Open goretkin opened 4 years ago
There's an argument to be had whether they ought to be consistent.
But when you look at the implementation of isless(::Tuple, ::Tuple)
, there's another problem. It's defined as
function isless(t1::Tuple, t2::Tuple)
a, b = t1[1], t2[1]
isless(a, b) || (isequal(a, b) && isless(tail(t1), tail(t2)))
end
It first checks isless
on its elements, then isequal
. Whereas isless(::Vector, ::Vector)
first checks isequal
, then isless
. The difference is that isequal
is defined for all objects, whereas isless
is not, so the Vector
implementation is more robust.
Perhaps we could change the Tuple definition to
function isless(t1::Tuple, t2::Tuple)
a, b = t1[1], t2[1]
return isequal(a, b) ? isless(tail(t1), tail(t2)) : isless(a, b)
end
It appears to be just as efficient on my computer, and it works correctly by default on all objects.
I think the opposite: we should fail here if isless fails on elements so we should do what the tuple version does everywhere. As has recently been discussed, nothing
is not an ordered value so this should fail.
there's another problem. I wasn't sure what you meant by this, but as far as I can tell, they're one and the same (it's not a distinct problem/feature)
I can't think of a reason why the definition between the two should be different. And I also think both behaviors are reasonable.
we should fail here if isless fails on elements so we should do what the tuple version does everywhere. As has recently been discussed, nothing is not an ordered value so this should fail.
I think that would be fine. To counter that, however, here's one definition of lexicographic ordering (from Wikipedia) that is consistent with the current Vector
behavior
Given two different sequences of the same length, a1, a2,...ak and b1, b2,... bk, the first one is smaller than the second one for the lexicographical order, if ai < bi (for the order of A), for the first i where ai and bi differ.
The set up just above is
Consider a finite set A, often called alphabet, which is totally ordered.
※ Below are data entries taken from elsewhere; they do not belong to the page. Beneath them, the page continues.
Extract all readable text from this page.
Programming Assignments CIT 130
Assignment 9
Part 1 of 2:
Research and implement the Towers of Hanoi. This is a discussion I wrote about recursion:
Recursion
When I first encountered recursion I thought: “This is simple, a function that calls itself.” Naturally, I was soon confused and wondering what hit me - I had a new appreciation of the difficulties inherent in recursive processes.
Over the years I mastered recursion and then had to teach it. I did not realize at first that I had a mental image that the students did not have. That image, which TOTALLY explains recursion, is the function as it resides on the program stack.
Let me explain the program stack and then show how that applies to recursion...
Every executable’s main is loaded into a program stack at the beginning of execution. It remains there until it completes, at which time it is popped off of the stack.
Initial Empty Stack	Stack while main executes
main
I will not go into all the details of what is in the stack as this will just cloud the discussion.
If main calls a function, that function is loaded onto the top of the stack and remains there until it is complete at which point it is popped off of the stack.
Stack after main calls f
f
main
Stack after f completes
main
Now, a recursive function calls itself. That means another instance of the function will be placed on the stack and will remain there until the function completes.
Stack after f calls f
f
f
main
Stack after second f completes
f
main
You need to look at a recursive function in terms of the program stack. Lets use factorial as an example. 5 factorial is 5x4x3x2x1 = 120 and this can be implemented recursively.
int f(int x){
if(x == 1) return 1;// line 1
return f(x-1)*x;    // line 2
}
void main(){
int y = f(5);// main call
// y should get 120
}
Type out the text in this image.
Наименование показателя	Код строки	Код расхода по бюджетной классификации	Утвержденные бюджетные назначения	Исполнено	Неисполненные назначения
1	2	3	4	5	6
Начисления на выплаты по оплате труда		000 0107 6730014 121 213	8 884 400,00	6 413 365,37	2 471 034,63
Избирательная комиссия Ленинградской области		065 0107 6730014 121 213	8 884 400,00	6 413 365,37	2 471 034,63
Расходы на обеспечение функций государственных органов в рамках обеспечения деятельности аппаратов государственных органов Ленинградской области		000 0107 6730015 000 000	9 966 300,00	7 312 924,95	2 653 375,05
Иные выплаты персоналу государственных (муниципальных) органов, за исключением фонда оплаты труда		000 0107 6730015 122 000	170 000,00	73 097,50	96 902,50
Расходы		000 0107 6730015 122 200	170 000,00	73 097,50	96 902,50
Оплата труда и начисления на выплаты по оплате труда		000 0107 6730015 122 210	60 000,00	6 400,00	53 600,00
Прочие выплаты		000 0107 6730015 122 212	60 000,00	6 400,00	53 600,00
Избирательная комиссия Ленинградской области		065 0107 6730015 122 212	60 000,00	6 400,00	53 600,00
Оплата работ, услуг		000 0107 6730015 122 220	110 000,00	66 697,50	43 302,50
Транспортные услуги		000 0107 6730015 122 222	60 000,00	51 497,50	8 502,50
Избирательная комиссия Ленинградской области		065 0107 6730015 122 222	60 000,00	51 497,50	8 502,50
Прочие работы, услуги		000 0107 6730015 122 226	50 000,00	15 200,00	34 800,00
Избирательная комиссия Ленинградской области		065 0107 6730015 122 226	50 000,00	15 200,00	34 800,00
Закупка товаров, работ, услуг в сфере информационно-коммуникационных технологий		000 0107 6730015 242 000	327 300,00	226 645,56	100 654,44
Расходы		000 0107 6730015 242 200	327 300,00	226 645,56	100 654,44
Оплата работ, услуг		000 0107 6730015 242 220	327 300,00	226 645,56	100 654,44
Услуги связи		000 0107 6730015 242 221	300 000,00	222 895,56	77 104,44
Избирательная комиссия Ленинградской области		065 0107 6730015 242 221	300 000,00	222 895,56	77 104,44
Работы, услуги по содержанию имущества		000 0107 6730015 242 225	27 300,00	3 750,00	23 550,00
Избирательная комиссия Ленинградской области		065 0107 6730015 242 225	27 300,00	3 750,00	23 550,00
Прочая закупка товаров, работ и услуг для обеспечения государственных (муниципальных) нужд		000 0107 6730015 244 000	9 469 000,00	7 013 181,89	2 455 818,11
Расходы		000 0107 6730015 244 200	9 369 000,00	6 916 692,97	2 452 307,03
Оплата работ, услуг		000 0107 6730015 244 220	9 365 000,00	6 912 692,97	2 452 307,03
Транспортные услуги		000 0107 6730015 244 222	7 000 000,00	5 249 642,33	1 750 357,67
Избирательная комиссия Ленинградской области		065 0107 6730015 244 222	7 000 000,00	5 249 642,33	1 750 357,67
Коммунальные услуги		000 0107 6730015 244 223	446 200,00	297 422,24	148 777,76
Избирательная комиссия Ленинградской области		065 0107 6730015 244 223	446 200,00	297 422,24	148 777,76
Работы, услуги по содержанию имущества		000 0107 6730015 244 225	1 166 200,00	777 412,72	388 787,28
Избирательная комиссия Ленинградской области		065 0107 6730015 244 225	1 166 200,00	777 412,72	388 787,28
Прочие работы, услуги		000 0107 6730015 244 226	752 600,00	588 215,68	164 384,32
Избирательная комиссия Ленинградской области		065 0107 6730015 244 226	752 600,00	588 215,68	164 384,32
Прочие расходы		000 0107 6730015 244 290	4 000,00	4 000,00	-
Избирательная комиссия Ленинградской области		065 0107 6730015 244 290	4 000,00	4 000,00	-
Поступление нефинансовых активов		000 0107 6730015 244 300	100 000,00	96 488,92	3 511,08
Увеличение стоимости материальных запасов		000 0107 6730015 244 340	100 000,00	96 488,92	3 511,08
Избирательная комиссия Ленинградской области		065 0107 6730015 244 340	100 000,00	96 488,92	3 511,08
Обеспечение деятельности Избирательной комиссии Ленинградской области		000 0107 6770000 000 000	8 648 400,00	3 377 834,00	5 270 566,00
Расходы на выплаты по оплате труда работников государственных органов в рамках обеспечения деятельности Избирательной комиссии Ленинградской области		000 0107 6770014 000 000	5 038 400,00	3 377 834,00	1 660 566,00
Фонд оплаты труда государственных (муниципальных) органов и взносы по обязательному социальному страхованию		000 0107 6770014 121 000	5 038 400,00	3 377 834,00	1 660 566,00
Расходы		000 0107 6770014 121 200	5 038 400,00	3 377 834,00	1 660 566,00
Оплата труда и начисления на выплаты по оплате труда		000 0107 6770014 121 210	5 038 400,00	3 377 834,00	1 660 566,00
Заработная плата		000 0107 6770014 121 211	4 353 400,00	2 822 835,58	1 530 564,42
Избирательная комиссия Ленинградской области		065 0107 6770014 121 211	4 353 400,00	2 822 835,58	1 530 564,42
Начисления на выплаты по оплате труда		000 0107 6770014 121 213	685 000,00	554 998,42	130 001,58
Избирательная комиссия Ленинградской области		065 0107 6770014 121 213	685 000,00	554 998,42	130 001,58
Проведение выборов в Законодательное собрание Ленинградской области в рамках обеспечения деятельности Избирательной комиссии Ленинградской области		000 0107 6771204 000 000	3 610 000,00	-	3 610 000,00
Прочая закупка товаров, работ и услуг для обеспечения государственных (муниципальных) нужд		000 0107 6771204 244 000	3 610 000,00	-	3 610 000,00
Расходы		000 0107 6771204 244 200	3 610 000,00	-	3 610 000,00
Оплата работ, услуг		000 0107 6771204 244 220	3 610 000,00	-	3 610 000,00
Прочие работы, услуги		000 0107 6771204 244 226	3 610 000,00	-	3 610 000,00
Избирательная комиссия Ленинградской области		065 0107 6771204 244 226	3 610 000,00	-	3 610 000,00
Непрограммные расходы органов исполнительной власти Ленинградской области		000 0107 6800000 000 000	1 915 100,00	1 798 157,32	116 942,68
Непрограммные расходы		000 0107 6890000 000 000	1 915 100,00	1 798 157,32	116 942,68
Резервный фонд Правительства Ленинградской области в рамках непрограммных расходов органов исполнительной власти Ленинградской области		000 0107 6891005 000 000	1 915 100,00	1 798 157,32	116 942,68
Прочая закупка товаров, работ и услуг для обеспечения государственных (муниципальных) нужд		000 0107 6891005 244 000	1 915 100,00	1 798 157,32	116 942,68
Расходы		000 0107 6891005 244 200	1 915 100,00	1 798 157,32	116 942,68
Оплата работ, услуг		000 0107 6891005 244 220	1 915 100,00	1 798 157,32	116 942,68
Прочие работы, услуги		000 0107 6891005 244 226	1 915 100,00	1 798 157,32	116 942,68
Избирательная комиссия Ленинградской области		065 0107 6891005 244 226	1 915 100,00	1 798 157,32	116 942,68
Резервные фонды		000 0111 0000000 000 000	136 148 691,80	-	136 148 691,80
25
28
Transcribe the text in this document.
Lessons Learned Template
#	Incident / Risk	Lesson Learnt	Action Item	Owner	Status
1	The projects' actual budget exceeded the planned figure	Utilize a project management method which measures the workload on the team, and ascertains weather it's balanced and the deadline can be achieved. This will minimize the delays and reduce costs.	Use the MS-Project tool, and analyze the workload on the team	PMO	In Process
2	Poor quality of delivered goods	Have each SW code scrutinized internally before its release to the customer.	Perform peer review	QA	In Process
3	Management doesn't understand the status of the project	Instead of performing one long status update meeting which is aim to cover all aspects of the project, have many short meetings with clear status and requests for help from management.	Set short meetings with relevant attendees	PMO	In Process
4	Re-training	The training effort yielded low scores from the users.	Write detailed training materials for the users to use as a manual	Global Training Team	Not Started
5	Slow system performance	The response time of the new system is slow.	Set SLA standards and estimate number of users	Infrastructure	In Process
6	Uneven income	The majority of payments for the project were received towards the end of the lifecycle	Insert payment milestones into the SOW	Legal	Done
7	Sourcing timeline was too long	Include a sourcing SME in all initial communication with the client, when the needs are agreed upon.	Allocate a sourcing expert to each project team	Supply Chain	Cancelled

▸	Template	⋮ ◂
which is not the setting we have for lexicographical comparisons in Julia. Tuple{String, Int}
are comparable even though String
and Int
are not, so tuples aren't just sequences from some alphabet that is totally ordered to begin with.
From triage: change everything to match Tuples. It's better for the error to depend on the types rather than the specific case you happen to ask about.
Was there a discussion around how breaking this change is?
It doesn't break any code that wasn't already broken. You might just not have discovered that your code was broken yet. What I mean by that is that it may happen to work for some input data, but for other equally valid and possible input data, the same program will error. Still, only a change we would make in a minor release.
Honestly, I'm not invested in maintaining semver compatibility. But I think this is more breaking than what you're stating.
For example, code could be sorting a v::Vector{NTuple{2, Union{Nothing, Int}}}
. If that code isn't already broken, then it's just waiting to be broken according to you. But v
could conceivably be of type Union{Vector{Tuple{Int, Nothing}}, Vector{Tuple{Nothing, Int}}}
and that code would never have been broken under the current behavior, and will break under the improved behavior.
I personally agree it should go in a minor release, but I guess my justification must contain some component of wanting consistency more than semver compatibility.